Created during Sauti Sol’s “Alone Together” life/musical chapter (in which group members Bien, Savara, Polycarp, and Chimano take a break to express themselves as individual artists), the pandemic-inspired project skirts back to the past and also ruminates on themes of nostalgia and vulnerability as Chimano proclaims a new chapter of his life, a dedication to confining validation of himself to himself. And a vintage, late-’80s, early-’90s sound across all its seven songs layers the EP with all of the groovy experimentation of a genius unleashed. Here, Chimano (Willis Austin Chimano) breaks down the record, track by track.
“Friday Feeling”
“Usually, my friends and I don’t go out, but Friday is one time of the month when you go out and just dance. Tonight, we are going all out. We have our little coins to spend, but we are going to go to the dance floor, me and my friends. It’s that one time you let loose your boundaries and you just flow, and it all works out, which is rare, which is why I call it the ‘feeling.’ It’s usually rare, but when it happens, it truly happens.”
“Freedom”
“‘Freedom’ is a bit of a flexible song in double meaning. But for me, what it means is there was a time, I think, there was a lot of social media bullying, and I was just going through a lot of shit, and it was quite an event. It really took a toll on me. So, basically, freedom for me is being free [from] all of that negative energy and not taking myself down with that negative energy. But it’s also freedom of the mind.”
“Loser”
“In my art, I either want you to really love it or to hate it. I want there to be an emotion all the time. I want you to feel something. So, that is at least what I’ll tell you to expect. But then vulnerability will always be there. That was this song for me.”
“Hallelujah”
“This song was a Sauti Sol song and was written by Bien, my bandmate. So, he wrote it a while back for a previous manager’s wedding—it was put out for the bride to walk down the aisle. Then we tried to record this song many, many times, but for some reason, either we were not totally into it, or it just wasn’t really working, or something like that. We let it go for the last three years or so, but I always thought about the song.
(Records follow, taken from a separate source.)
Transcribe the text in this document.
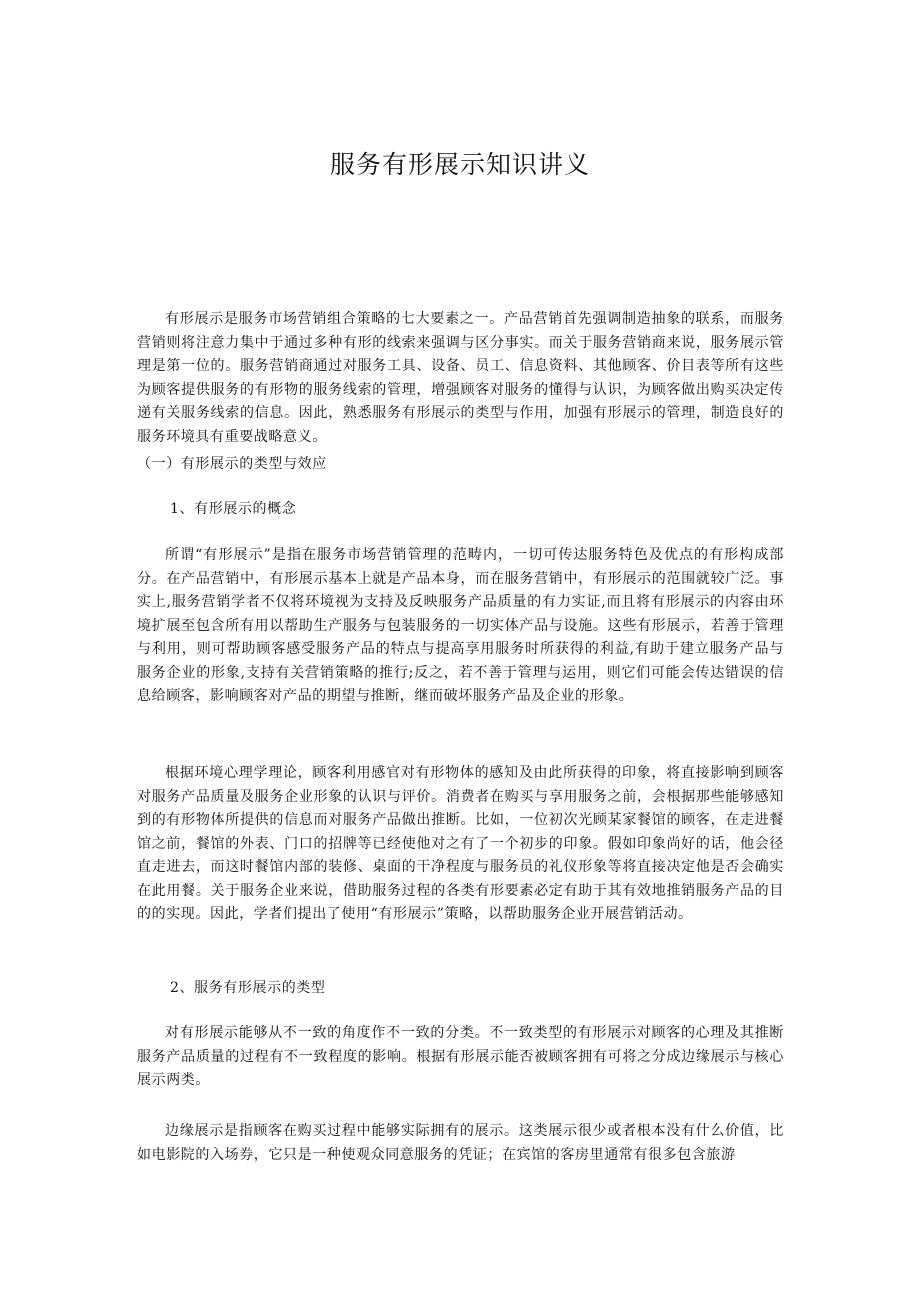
服务有形展示知识讲义

有形展示是服务市场营销组合策略的七大要素之一。产品营销首先强调制造抽象的联系，而服务营销则将注意力集中于通过多种有形的线索来强调与区分事实。而关于服务营销商来说，服务展示管理是第一位的。服务营销商通过对服务工具、设备、员工、信息资料、其他顾客、价目表等所有这些为顾客提供服务的有形物的服务线索的管理，增强顾客对服务的懂得与认识，为顾客做出购买决定传递有关服务线索的信息。因此，熟悉服务有形展示的类型与作用，加强有形展示的管理，制造良好的服务环境具有重要战略意义。

（一）有形展示的类型与效应
1、有形展示的概念

所谓“有形展示”是指在服务市场营销管理的范畴内，一切可传达服务特色及优点的有形构成部分。在产品营销中，有形展示基本上就是产品本身，而在服务营销中，有形展示的范围就较广泛。事实上,服务营销学者不仅将环境视为支持及反映服务产品质量的有力实证,而且将有形展示的内容由环境扩展至包含所有用以帮助生产服务与包装服务的一切实体产品与设施。这些有形展示，若善于管理与利用，则可帮助顾客感受服务产品的特点与提高享用服务时所获得的利益,有助于建立服务产品与服务企业的形象,支持有关营销策略的推行;反之，若不善于管理与运用，则它们可能会传达错误的信息给顾客，影响顾客对产品的期望与推断，继而破坏服务产品及企业的形象。

根据环境心理学理论，顾客利用感官对有形物体的感知及由此所获得的印象，将直接影响到顾客对服务产品质量及服务企业形象的认识与评价。消费者在购买与享用服务之前，会根据那些能够感知到的有形物体所提供的信息而对服务产品做出推断。比如，一位初次光顾某家餐馆的顾客，在走进餐馆之前，餐馆的外表、门口的招牌等已经使他对之有了一个初步的印象。假如印象尚好的话，他会径直走进去，而这时餐馆内部的装修、桌面的干净程度与服务员的礼仪形象等将直接决定他是否会确实在此用餐。关于服务企业来说，借助服务过程的各类有形要素必定有助于其有效地推销服务产品的目的的实现。因此，学者们提出了使用“有形展示”策略，以帮助服务企业开展营销活动。

2、服务有形展示的类型

对有形展示能够从不一致的角度作不一致的分类。不一致类型的有形展示对顾客的心理及其推断服务产品质量的过程有不一致程度的影响。根据有形展示能否被顾客拥有可将之分成边缘展示与核心展示两类。

边缘展示是指顾客在购买过程中能够实际拥有的展示。这类展示很少或者根本没有什么价值，比如电影院的入场券，它只是一种使观众同意服务的凭证；在宾馆的客房里通常有很多包含旅游
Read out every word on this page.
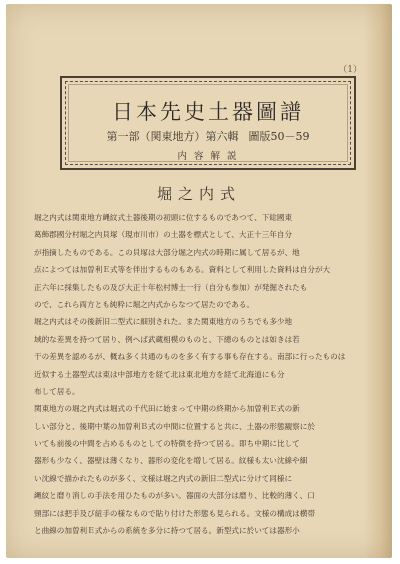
（1）
日本先史土器圖譜
第一部（関東地方）第六輯 圖版50－59
内 容 解 説
堀之内式
堀之内式は関東地方縄紋式土器後期の初頭に位するものであつて、下総國東
葛飾郡國分村堀之内貝塚（現市川市）の土器を標式として、大正十三年自分
が指摘したものである。この貝塚は大部分堀之内式の時期に属して居るが、地
点によつては加曽利Ｅ式等を伴出するものもある。資料として利用した資料は自分が大
正六年に採集したもの及び大正十年松村博士一行（自分も参加）が発掘されたも
ので、これら両方とも純粋に堀之内式からなつて居たのである。
堀之内式はその後新旧二型式に細別された。また関東地方のうちでも多少地
域的な差異を持つて居り、例へば武蔵相模のものと、下總のものとは如きは若
干の差異を認めるが、概ね多く共通のものを多く有する事も存在する。南部に行ったものは
近似する土器型式は東は中部地方を経て北は東北地方を経て北海道にも分
布して居る。
関東地方の堀之内式は堀式の千代田に始まって中期の終期から加曽利Ｅ式の新
しい部分と、後期中葉の加曽利Ｂ式の中間に位置すると共に、土器の形態観察に於
いても前後の中間を占めるものとしての特徴を持つて居る。即ち中期に比して
器形も少なく、器壁は薄くなり、器形の変化を増して居る。紋様も太い沈線や細
い沈線で描かれたものが多く、文様は堀之内式の新旧二型式に分けて同様に
縄紋と磨り消しの手法を用ひたものが多い。器面の大部分は磨り、比較的薄く、口
頸部には把手及び紐手の様なもので貼り付けた形態も見られる。文様の構成は横帯
と曲線の加曽利Ｅ式からの系統を多分に持つて居る。新型式に於いては器形小
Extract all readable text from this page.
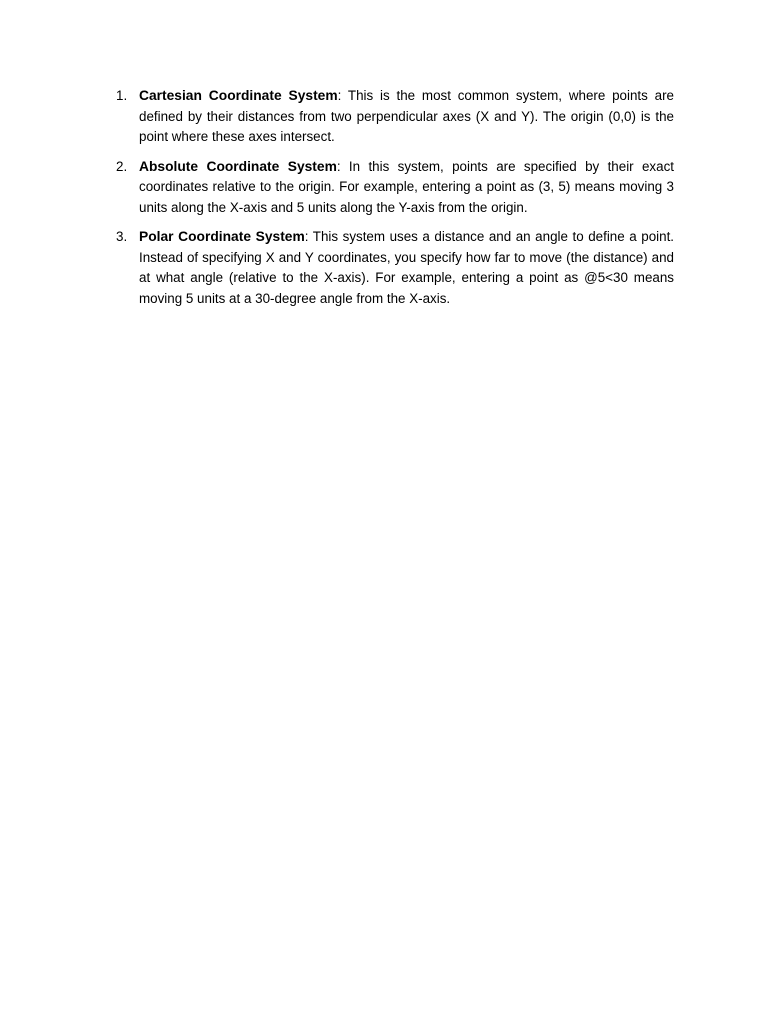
1. Cartesian Coordinate System: This is the most common system, where points are defined by their distances from two perpendicular axes (X and Y). The origin (0,0) is the point where these axes intersect.
2. Absolute Coordinate System: In this system, points are specified by their exact coordinates relative to the origin. For example, entering a point as (3, 5) means moving 3 units along the X-axis and 5 units along the Y-axis from the origin.
3. Polar Coordinate System: This system uses a distance and an angle to define a point. Instead of specifying X and Y coordinates, you specify how far to move (the distance) and at what angle (relative to the X-axis). For example, entering a point as @5<30 means moving 5 units at a 30-degree angle from the X-axis.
I told Bien, ‘When I’m going to do my EP, this song, you’re giving it to me.’ Every time I listened to it, I kept on shedding a tear or 10. As I was recording it, it was a bit of a higher register. So, my producer and I were just like, let’s take it down a few notes here. Let’s give it a Johnny Cash feeling and then make it ’80s but also still make it 2022.”
“Beautiful Day”
“I wrote it for my partner. Our Sundays are usually very wonderfully boring. Sleeping, doing nothing, zero guilt. Sometimes our Mondays too. Lazing around, eating leftover food, and other extracurricular activity. I sat on the couch one time, and I was going to get something in the bedroom. I just started humming, ‘It’s a beautiful day.’ So, I just put it in my phone. A year later, I was with my songwriter, and we mixed it together, sung it together, and this is what came about.”
“Stereo”
“My folks used to have this boom box in the house, a radio that looked like a boom box. So, I used to take my mom’s choir cassettes and put them in there. We used to press record and play at the same time, and then I’m able to record what was playing on the radio. What I didn’t know was that I was deleting the content of my mom’s cassettes. So, ‘Stereo’ was just a remembrance of that period, where I was doing that and thinking about how my voice was going to be heard on radio, and especially listening to it through the boom box. For me, it was just a moment of nostalgia. But it’s also, with the beat, if you listen to it, it’s very early pop, ’90s African music, all of that. That’s what I was going for because that’s within that time period.”
“Mad Love”
“I was directly addressing my fans who have been with me throughout the years. I just have mad love for my friends and also for people who are my fans, because at some point, when I was concentrating so much on negativity and all of that, people were just telling me, ‘There’s people who love you so, so much. Why are you giving so much energy when people are saying negative things to you?’ Remember your people who love you and people who will fight for you.”